Néanmoins, pour les politiques de mobilité urbaine, la marche a souvent été le dernier des modes pris en considération, en investissements comme en ingénierie consacrée. Or, à moindre coût, elle peut devenir un mode de déplacement très performant, notamment en complément des transports collectifs. C’est principalement à pied que l’on accède aux réseaux de TC et améliorer la « marchabilité » des alentours des arrêts peut permettre d’accroître considérablement leur attractivité. Et il n’y a pas qu’aux abords des stations que la marche peut être utile aux TC. Entre arrêts, certains itinéraires à pied peuvent compléter efficacement le maillage du réseau de transport public tout en permettant de délester des tronçons surchargés aux heures de pointe.

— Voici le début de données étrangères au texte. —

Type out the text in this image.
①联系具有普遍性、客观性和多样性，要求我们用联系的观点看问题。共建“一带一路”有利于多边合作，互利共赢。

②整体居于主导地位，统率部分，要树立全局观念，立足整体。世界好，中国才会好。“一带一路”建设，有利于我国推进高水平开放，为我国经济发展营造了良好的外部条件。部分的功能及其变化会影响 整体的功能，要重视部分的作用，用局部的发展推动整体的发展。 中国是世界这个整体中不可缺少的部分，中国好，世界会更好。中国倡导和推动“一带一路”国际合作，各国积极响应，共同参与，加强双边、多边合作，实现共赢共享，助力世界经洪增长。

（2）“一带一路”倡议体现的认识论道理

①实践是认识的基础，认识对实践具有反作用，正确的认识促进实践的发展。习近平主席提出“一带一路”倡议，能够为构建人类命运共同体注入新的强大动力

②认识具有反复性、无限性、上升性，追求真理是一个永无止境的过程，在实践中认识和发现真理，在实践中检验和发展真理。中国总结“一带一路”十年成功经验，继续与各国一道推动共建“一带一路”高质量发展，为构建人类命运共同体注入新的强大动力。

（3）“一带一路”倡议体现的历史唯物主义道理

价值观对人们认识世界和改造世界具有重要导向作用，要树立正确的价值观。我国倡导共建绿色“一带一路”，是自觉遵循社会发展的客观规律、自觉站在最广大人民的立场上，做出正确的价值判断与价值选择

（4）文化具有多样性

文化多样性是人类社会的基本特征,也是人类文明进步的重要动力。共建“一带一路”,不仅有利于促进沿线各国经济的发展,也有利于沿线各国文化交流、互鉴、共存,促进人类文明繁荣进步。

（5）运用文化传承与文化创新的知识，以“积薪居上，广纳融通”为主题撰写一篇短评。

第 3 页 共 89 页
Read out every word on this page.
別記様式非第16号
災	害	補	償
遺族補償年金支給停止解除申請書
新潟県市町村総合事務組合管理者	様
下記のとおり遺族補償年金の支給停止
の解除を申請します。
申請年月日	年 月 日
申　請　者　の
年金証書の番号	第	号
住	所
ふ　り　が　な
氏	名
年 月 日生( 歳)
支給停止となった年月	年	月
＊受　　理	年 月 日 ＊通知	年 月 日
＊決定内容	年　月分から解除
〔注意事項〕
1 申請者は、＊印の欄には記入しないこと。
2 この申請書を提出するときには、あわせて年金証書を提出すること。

La présente étude se centre sur cette dernière approche. La question posée est la suivante : pour inciter les usagers du tramway à marcher entre deux stations plutôt que d’aller chercher des correspondances, quels sont les itinéraires à promouvoir, et quelles actions imaginer ? La première partie de l’étude identifie tous les itinéraires à pied entre arrêts du réseau de tramway de la métropole bordelaise permettant de gagner du temps par rapport aux itinéraires en tramway qui supposent une ou plusieurs correspondances. Le travail a été possible par l’utilisation d’un logiciel spécifique qui permet de calculer les temps des parcours intermodaux en prenant en compte les temps d’attente et les correspondances. Des paramètres supplémentaires ont été imposés sur le gain de temps souhaité et le temps de marche admis afin d’identifier les itinéraires à pied les plus intéressants y compris pour le citadin le plus exigeant (celui qui veut gagner un maximum de temps et ne pas marcher trop longtemps). La deuxième partie analyse de façon fine et par une approche multicritère trois de ces itinéraires afin d’imaginer et donner à voir à quoi pourraient ressembler concrètement des maillons intégralement aménagés pour une marchabilité optimale.